2. Mix the tomato paste into the onion and cook 2 to 3 minutes.
3. Add it to the crock-pot with the crushed tomatoes, Italian seasoning, red pepper flakes, a pinch of sugar plus 1 teaspoon salt and about 1/4 teaspoon black pepper. In a large mixing bowl using a fork or your hands combine the ground meat, eggs, Parmesan, onion, garlic, parsley and a dash of salt and pepper together. Scoop up 2 tablespoons of the meat and pack it into a ball. Repeat until all the meat is used. Carefully drop them into the crock-pot.Cook on high 4 - 5 hours or low 6 - 8 hours.

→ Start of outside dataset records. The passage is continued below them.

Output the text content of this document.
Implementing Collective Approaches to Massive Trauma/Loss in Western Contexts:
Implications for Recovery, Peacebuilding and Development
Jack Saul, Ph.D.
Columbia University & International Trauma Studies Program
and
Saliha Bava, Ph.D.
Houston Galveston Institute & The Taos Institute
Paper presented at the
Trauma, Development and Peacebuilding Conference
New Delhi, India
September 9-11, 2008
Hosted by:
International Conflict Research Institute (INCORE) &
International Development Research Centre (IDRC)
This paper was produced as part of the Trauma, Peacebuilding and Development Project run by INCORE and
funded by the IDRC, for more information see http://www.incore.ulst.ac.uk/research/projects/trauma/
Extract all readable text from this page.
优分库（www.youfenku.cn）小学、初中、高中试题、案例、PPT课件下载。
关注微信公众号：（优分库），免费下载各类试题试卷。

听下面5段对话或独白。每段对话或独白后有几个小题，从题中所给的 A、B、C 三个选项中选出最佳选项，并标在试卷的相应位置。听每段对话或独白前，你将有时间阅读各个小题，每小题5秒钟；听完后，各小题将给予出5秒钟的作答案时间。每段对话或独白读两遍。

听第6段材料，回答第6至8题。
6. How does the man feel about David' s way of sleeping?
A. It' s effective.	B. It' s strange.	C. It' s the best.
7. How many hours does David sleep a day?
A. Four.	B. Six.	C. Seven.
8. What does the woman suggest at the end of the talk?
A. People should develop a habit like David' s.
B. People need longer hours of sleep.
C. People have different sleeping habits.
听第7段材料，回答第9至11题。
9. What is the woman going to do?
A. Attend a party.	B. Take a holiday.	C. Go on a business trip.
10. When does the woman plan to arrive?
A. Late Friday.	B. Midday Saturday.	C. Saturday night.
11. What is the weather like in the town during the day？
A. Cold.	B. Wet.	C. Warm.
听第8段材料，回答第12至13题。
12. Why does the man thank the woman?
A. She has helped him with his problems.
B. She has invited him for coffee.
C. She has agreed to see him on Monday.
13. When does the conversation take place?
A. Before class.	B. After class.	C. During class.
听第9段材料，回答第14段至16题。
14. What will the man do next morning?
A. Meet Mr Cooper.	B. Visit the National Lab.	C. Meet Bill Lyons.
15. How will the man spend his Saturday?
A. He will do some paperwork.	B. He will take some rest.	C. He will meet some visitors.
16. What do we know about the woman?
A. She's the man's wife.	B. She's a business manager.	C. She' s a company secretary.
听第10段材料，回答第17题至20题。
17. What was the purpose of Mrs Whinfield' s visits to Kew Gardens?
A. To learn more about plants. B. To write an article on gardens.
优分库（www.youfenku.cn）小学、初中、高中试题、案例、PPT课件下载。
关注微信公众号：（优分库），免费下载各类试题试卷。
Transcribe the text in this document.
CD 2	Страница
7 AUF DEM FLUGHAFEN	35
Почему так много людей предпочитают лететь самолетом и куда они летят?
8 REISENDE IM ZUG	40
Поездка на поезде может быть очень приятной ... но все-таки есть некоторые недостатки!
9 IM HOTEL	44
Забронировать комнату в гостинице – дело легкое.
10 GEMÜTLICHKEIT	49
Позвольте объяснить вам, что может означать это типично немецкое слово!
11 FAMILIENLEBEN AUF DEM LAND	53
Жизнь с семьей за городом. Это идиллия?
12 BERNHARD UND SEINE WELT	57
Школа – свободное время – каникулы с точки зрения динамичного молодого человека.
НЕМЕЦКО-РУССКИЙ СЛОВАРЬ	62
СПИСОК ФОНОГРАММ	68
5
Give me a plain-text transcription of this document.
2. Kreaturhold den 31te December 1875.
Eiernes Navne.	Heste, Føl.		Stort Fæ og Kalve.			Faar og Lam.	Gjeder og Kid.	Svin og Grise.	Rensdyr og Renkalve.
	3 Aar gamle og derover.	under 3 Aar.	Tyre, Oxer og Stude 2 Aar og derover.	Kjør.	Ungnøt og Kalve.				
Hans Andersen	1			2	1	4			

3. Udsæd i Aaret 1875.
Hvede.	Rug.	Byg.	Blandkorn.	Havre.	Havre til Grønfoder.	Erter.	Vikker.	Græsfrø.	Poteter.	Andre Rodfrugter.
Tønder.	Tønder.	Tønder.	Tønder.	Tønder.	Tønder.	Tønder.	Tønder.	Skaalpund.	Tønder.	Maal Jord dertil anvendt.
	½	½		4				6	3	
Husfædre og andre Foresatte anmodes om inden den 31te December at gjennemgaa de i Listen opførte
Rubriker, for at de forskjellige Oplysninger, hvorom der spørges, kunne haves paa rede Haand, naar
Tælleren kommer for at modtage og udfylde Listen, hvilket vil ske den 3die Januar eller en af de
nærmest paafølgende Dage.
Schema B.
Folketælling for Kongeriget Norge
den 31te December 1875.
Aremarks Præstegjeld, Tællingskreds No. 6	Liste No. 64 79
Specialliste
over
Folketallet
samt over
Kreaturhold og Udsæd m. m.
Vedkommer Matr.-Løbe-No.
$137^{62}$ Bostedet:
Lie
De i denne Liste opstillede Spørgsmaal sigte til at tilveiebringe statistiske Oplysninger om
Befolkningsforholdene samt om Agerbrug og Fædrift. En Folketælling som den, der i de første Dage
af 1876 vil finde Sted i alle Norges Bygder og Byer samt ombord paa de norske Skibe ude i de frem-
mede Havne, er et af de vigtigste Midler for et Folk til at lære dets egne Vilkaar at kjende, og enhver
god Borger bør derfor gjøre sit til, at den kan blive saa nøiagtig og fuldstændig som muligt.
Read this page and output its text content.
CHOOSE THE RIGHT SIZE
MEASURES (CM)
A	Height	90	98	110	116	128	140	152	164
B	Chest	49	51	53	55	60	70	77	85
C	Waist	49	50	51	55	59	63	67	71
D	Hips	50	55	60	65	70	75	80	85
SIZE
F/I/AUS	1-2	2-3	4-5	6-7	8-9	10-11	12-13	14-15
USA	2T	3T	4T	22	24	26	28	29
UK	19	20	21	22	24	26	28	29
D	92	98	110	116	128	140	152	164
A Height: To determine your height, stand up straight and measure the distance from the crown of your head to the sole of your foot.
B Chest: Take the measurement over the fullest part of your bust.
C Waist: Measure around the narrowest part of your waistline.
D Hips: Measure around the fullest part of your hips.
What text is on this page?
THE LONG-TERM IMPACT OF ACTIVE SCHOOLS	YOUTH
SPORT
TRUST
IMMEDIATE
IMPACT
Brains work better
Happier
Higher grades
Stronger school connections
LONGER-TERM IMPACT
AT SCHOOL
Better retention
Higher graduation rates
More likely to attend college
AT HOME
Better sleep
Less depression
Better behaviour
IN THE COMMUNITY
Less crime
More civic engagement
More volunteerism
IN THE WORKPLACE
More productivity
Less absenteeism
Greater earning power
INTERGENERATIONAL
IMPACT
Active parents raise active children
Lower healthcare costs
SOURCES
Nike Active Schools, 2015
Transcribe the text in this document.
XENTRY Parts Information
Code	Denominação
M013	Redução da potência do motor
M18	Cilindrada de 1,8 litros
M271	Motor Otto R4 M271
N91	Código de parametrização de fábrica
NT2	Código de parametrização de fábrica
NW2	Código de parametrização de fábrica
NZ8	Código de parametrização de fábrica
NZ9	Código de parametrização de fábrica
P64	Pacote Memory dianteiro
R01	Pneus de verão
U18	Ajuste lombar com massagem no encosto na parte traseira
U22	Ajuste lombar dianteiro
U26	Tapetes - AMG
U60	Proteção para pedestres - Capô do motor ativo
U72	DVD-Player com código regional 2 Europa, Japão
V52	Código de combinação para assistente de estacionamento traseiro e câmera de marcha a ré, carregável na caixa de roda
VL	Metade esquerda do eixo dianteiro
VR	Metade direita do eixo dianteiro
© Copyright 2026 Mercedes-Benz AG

Taste and season the sauce as needed during the last hour. Meanwhile roast the spaghetti squash (you can roast it whole!) until tender on 400 degrees F about 45 minutes depending on their size.
4. Let them cool off until you can handle them comfortably.
5. Cut them in half lengthwise and scoop out the pulp and seeds with a grapefruit spoon. Pull a fork through the squash to make the noodles. If your spaghetti squash seems especially watery you can drain it for a few minutes in a colander.
6. Mix the spaghetti squash with enough sauce to generously coat and sere with the meatballs and Parmesan cheese.